Independent Public Service Pensions Commission Final Report HM Treasury, Pensions Commission March 2011
Doctors’ strike: how the cost of NHS pensions soared Telegraph, Matthew Holehouset (21/6/12)
Are doctors’ pensions too generous Guardian, Hillary Osborne and Jill Insley (21/6/12)
Lansley: ‘Doctors’ pension scheme is generous’ BBC News (21/6/12)
Doctors get a nasty taste of Gordon Brown’s pension medicine Telegraph, Philip Johnston (18/6/12)
Doctors wrong on pensions, says Hutton Financial Times, Sarah Neville and Norma Cohen (19/6/12)
BMA ‘Inherent unfairness’ in doctor pensions BBC Radio 4 Today (21/6/12)
Reluctant move against intransigent government Scotsman, Dr Brian Keighley (21/6/12)
Will you be affected by the doctors’ strikes? BBC News (15/6/12)
- Explain the main factors that are contributing towards the so-called pensions crisis.

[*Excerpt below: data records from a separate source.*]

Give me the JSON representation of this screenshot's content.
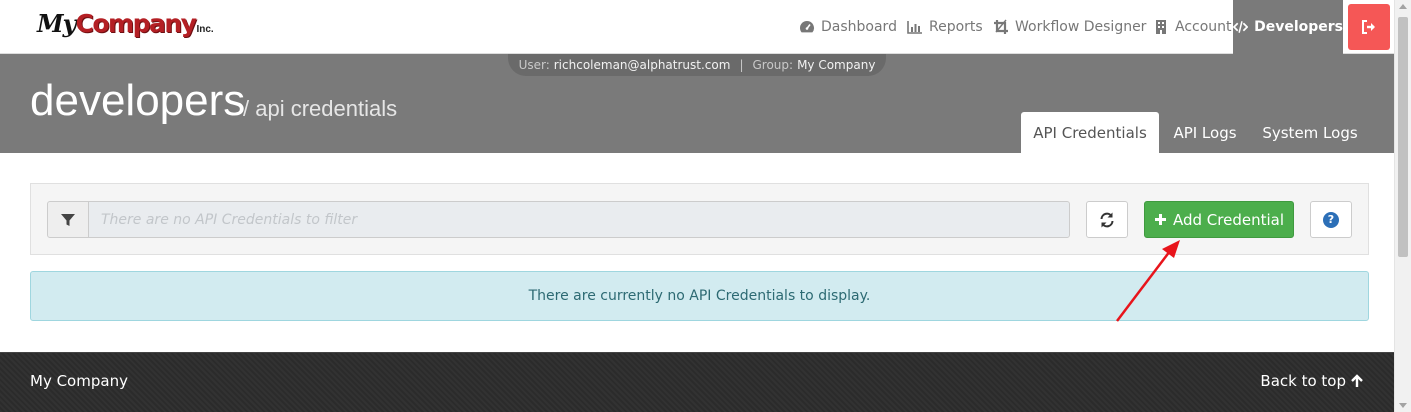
{
  "brand": {
    "my": "My",
    "company": "Company",
    "inc": "Inc."
  },
  "nav": {
    "dashboard": "Dashboard",
    "reports": "Reports",
    "workflow": "Workflow Designer",
    "account": "Account",
    "developers": "Developers"
  },
  "session": {
    "user_label": "User:",
    "user_value": "richcoleman@alphatrust.com",
    "separator": "|",
    "group_label": "Group:",
    "group_value": "My Company"
  },
  "page": {
    "title": "developers",
    "subtitle": "/ api credentials"
  },
  "tabs": [
    {
      "label": "API Credentials",
      "active": true
    },
    {
      "label": "API Logs",
      "active": false
    },
    {
      "label": "System Logs",
      "active": false
    }
  ],
  "toolbar": {
    "filter_placeholder": "There are no API Credentials to filter",
    "add_label": "Add Credential",
    "help_glyph": "?"
  },
  "alert": {
    "message": "There are currently no API Credentials to display."
  },
  "footer": {
    "company": "My Company",
    "back_to_top": "Back to top"
  },
  "colors": {
    "brand_red": "#b41f24",
    "header_gray": "#7a7a7a",
    "logout_red": "#f55756",
    "success_green": "#4cae4c",
    "info_bg": "#d2ebf0",
    "footer_bg": "#2b2b2b",
    "annotation_red": "#e8141b"
  },
  "icons": {
    "dashboard": "tachometer-icon",
    "reports": "bar-chart-icon",
    "workflow": "crop-tool-icon",
    "account": "building-icon",
    "developers": "code-icon",
    "logout": "sign-out-icon",
    "filter": "filter-icon",
    "refresh": "refresh-icon",
    "add": "plus-icon",
    "help": "question-circle-icon",
    "back_to_top": "arrow-up-icon"
  }
}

In each case, is it a demand-side or supply-side issue?
- What are the main proposals to tackling the pensions crisis (not just for Doctors)?
- What is the difference between a career average and a final salary pension scheme? Which is better for (a) those on a higher salary at the end of their career and (b) those who are on a relatively lower salary at the end of their career? Make sure you explain your thinking!!
- What are the arguments both for and against this new round of pension reforms for doctors? Do you think the doctors are justified in taking strike action?
- What are the wider implications of industrial action? Think about the effect on individuals and on the economic performance of the wider economy.
- To what extent is it equitable that public sector workers should pay more in contributions and retire at the same age as the state pension age?
- How might higher contributions affect the incentive to work? What could we see happen to labour supply? Think about both income and substitution effects.